President Obama’s announcement during a Nov. 14 press conference that he would like to see insurance carriers extend non-complying health coverage after Jan. 1 may be the event that unravels the Affordable Care Act (ACA). Carriers and health plans have worked hard for several years, have spent millions of dollars complying with ACA, have fought with insurance department regulators getting policies approved and, in many cases, have notified consumers of the need to terminate non-compliant policies. Now, carriers and health plans have a new wrinkle thrown their way. What is going to happen next?
Some of the key principles of ACA are:
- Clear definition of Essential Health Benefits (i.e., EHB)
- Clear definition of metallic or metal level plans based upon the actuarial value of the benefit plan
- Restrictions on premium format and methods to derive premium rates
- Rigorous rate review and approval process coordinated by a combination of state insurance departments and federal oversight
- Mandates for participation in some type of health coverage
- Large number of taxes and fees to help fund ACA
- Assumption that there would be a reasonable risk pool so carriers could appropriately price and predict future costs of care
Minimum loss ratio requirements to ensure that a reasonable portion of the premium rate goes toward the payment of claims
Carriers have worked hard to comply with the new regulations, which for many have involved significant shifts in the methods used to conduct business. The rate development process for a typical carrier follows this process:
- Review of prior claims experience and profitability
- Determination of what rate increase will be required to maintain a profitable product offering
- Development of proposed rate for various rate cohorts with competitive comparisons
- Potential benefit redesign to meet regulatory changes or competitive pressures in the marketplace
- Obtaining independent actuarial certification regarding proposed rates as a reasonableness test (e.g., Section 1163 required in California)

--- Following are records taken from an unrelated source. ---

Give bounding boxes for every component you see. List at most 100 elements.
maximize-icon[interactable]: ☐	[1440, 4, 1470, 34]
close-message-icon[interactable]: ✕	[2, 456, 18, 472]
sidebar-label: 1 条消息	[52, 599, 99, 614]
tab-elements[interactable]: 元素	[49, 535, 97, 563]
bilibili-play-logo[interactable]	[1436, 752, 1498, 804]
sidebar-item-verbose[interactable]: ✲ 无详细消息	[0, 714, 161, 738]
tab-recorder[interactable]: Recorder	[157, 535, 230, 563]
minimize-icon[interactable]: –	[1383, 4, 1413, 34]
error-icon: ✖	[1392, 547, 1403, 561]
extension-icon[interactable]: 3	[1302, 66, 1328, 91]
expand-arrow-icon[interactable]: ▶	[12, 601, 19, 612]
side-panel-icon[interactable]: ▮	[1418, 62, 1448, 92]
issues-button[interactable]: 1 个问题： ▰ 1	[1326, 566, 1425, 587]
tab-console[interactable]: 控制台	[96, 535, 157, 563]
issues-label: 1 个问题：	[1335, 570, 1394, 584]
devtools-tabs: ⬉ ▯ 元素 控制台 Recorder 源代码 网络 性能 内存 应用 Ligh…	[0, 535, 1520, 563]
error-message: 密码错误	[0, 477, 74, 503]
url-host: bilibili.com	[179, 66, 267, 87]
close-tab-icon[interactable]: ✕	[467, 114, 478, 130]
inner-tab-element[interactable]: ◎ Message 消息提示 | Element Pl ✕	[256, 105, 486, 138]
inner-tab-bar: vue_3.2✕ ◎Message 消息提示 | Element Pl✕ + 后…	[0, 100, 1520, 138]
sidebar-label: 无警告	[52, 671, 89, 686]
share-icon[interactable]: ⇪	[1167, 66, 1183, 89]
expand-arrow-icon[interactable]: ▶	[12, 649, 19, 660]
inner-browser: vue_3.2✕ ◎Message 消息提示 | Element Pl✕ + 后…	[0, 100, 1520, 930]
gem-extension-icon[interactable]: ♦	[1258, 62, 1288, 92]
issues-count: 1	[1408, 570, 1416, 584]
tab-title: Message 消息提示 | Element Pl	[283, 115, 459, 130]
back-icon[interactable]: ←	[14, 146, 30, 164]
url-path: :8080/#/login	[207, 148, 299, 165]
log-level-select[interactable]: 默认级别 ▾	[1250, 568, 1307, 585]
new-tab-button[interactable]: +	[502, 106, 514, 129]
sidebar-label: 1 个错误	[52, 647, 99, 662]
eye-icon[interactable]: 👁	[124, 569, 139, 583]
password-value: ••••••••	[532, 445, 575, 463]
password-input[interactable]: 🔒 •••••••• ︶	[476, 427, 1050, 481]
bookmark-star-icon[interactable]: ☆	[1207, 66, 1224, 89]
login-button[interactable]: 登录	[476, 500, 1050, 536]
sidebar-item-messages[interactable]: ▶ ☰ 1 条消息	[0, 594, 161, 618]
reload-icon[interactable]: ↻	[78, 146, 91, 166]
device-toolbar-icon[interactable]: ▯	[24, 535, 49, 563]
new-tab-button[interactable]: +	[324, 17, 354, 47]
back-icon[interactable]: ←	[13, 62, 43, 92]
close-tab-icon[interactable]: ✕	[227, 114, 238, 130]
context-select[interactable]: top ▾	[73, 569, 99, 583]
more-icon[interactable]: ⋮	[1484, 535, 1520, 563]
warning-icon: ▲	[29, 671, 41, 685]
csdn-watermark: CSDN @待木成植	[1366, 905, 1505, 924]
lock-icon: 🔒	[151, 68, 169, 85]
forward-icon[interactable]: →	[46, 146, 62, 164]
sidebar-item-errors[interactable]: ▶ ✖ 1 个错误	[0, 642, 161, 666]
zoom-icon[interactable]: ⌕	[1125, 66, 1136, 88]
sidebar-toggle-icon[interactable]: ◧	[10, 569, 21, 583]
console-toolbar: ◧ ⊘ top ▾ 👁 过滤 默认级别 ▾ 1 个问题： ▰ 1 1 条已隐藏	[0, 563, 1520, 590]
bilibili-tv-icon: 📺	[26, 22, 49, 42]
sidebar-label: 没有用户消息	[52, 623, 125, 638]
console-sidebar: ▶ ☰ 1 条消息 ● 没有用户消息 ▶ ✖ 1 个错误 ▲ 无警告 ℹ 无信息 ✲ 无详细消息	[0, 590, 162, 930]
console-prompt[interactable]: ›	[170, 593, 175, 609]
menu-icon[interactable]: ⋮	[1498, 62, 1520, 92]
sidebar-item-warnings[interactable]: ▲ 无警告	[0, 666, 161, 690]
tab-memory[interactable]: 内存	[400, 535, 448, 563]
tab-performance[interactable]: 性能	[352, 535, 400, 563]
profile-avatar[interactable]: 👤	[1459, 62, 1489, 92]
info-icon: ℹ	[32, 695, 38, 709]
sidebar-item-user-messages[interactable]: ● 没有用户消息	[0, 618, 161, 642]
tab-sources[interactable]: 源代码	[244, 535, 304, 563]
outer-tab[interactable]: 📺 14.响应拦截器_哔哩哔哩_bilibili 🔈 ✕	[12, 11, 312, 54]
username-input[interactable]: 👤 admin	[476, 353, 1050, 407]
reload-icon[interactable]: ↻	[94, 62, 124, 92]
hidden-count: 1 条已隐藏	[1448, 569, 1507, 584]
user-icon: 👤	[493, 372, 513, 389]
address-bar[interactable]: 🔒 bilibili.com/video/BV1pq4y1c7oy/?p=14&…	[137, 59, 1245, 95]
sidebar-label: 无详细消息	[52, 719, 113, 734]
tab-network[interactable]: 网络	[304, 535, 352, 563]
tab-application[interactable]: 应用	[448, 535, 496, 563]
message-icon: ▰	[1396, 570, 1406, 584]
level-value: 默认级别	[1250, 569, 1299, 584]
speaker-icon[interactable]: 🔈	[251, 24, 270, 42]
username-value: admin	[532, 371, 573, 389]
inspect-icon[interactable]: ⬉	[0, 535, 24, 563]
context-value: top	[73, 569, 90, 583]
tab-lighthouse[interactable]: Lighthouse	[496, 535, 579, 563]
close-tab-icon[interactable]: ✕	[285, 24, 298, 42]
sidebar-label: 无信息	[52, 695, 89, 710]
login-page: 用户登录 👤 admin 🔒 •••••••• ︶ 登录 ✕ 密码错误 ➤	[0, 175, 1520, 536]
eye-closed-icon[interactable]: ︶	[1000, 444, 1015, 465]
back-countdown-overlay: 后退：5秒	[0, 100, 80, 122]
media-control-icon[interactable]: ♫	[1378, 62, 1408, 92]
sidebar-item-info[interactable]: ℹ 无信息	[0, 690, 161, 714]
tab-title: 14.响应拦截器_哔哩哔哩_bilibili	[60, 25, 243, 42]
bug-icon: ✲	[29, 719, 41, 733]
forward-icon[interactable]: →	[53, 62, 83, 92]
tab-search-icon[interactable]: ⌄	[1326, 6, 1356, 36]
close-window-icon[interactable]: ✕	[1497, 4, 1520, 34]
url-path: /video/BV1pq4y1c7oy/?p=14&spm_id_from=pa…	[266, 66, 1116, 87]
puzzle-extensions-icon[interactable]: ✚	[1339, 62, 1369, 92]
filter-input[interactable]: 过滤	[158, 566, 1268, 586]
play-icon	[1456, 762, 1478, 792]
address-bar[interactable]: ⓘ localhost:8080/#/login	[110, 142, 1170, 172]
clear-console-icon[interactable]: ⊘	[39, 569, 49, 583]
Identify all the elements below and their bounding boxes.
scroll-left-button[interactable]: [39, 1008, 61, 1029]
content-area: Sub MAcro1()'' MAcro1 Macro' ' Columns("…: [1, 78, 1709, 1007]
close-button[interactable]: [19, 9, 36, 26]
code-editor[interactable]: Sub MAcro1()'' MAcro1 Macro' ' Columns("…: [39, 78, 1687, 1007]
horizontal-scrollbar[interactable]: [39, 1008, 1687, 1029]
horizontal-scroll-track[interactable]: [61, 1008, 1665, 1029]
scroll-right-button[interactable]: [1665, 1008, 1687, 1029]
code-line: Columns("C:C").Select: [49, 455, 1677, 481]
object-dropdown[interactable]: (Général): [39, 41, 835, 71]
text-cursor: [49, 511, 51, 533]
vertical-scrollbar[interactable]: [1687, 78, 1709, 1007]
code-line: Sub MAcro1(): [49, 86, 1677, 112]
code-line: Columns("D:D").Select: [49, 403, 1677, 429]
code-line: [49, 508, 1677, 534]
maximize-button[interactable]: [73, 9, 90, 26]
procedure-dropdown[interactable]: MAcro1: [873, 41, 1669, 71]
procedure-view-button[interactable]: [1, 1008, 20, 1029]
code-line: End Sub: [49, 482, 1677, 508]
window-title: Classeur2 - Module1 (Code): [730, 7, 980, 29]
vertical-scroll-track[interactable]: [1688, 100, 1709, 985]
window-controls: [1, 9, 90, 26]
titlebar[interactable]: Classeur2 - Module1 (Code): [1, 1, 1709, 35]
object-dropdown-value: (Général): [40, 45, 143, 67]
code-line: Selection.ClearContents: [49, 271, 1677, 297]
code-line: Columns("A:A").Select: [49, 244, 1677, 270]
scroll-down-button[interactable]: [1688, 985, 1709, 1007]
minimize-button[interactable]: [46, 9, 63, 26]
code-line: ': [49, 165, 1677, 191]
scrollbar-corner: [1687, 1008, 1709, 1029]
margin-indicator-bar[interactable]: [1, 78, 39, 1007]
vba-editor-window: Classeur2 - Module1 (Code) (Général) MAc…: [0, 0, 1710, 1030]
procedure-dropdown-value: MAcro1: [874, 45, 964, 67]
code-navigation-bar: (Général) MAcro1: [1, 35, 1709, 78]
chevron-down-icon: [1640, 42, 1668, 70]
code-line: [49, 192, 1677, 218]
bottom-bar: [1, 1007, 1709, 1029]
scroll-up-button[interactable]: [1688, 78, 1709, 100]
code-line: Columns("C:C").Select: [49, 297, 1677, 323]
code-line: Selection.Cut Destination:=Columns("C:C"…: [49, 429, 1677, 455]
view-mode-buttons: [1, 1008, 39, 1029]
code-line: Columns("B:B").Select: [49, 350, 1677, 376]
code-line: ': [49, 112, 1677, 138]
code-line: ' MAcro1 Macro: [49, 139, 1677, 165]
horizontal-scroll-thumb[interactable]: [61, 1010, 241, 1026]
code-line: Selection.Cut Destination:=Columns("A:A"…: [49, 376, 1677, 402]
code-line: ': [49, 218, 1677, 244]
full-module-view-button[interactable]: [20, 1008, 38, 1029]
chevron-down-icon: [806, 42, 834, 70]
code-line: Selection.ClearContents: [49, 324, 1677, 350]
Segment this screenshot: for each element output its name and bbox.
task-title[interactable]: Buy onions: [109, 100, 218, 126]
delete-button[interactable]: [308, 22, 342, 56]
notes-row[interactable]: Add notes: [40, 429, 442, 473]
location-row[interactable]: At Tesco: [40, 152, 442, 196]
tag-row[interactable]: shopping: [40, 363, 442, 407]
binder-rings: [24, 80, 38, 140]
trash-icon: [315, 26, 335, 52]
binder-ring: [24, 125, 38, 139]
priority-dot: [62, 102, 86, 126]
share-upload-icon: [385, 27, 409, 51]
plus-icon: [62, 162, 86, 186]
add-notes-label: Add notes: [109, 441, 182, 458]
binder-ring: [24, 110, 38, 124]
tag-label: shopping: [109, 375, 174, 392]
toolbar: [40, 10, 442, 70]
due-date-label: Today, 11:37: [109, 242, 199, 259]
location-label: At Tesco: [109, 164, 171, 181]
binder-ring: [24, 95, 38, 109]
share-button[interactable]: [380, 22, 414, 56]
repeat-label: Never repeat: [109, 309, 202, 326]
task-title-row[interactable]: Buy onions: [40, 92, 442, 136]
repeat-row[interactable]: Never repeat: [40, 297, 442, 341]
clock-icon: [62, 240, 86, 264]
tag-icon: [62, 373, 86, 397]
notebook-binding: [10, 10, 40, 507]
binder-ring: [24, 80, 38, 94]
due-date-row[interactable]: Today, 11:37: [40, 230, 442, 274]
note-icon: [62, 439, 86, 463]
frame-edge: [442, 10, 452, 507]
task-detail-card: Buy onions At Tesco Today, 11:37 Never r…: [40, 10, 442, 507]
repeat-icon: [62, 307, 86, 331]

- Filing of rates with regulators for approval and follow-up with regulators until rates are formally approved
- Communication of rates to those insured, and implementation of the new rates
This process can require four to six months to complete. It is actuarially complex and requires careful analysis of many factors and variables.
As ACA emerged, carriers had to adjust benefits covered in prior products where they failed to meet the minimum EHB required. In some cases, products were terminated because they did not meet either the EHB or the minimum actuarial value of 60%. Carriers worked hard to develop replacement products, filed these with regulators and started to present these to their customers.
It was obvious that some customers would be concerned about the impact of rate changes associated with ACA-approved benefit programs. Rates would increase for a variety of reasons:
- Health care inflation continues
- Mandated benefits required broader coverage than previously purchased
- Elimination of gender rating generally increased rates for insured males
- Minimum Actuarial Values (i.e., > 60% AV) raised benefits for some insureds
- Assumed average risk score for the individual market was higher than in the past because medical underwriting is no longer appropriate, and, in some cases, carriers raised the average assumed health status built into the rates to reflect the enrollment of additional Medicaid- or Medicaid-like lives.
- Age rating was affected, requiring higher rates at younger ages to offset some of the reductions at the older ages (i.e., 3:1 limits on age rating curve).
The concerns expressed by the public on higher rates, the concerns expressed about policy cancellations, the delays caused by website challenges, the continued frustrations about ACA all combined into a situation where a large portion of public were frustrated with ACA. The president’s announcement was a response to many of these concerns and frustrations.
However, there are several complications facing the carrier community as a result of this suggestion or proposal to the insurance departments and affected carriers.
- Rates for terminated programs were not updated for 2014. Rates can’t be extended without adjustment because rates were established for a previous time period, and there has been inflation. Updating would require a minimum of 4 – 6 months. The software implemented by the federal government and used at the local insurance department level is built around the new ACA requirements and would likely reject restored versions of terminated policies.
- The risk pool for all of the ACA-approved rates will be changed significantly if individuals are able to continue their prior programs. Selection bias issues would be significant.
- The individual mandate for credible health coverage would be compromised if individuals continued their prior, non-compliant coverage. The anticipated tax base would be jeopardized with the continued offering of non-compliant coverage if penalties were forgiven.
- The disruption to the insurance industry involved in the exchanges would be significant and potentially would permanently damage the risk pool.
- More importantly, the public’s perception of the benefit of ACA to them will be affected as changes were required, then they weren’t, then they will be, etc.
Although there are many features of ACA that potentially provide value to the public, the flawed rollout, the delays in implementation and now radical changes to the structure of the ACA program very likely start to unravel the viability of the program. Only time will tell.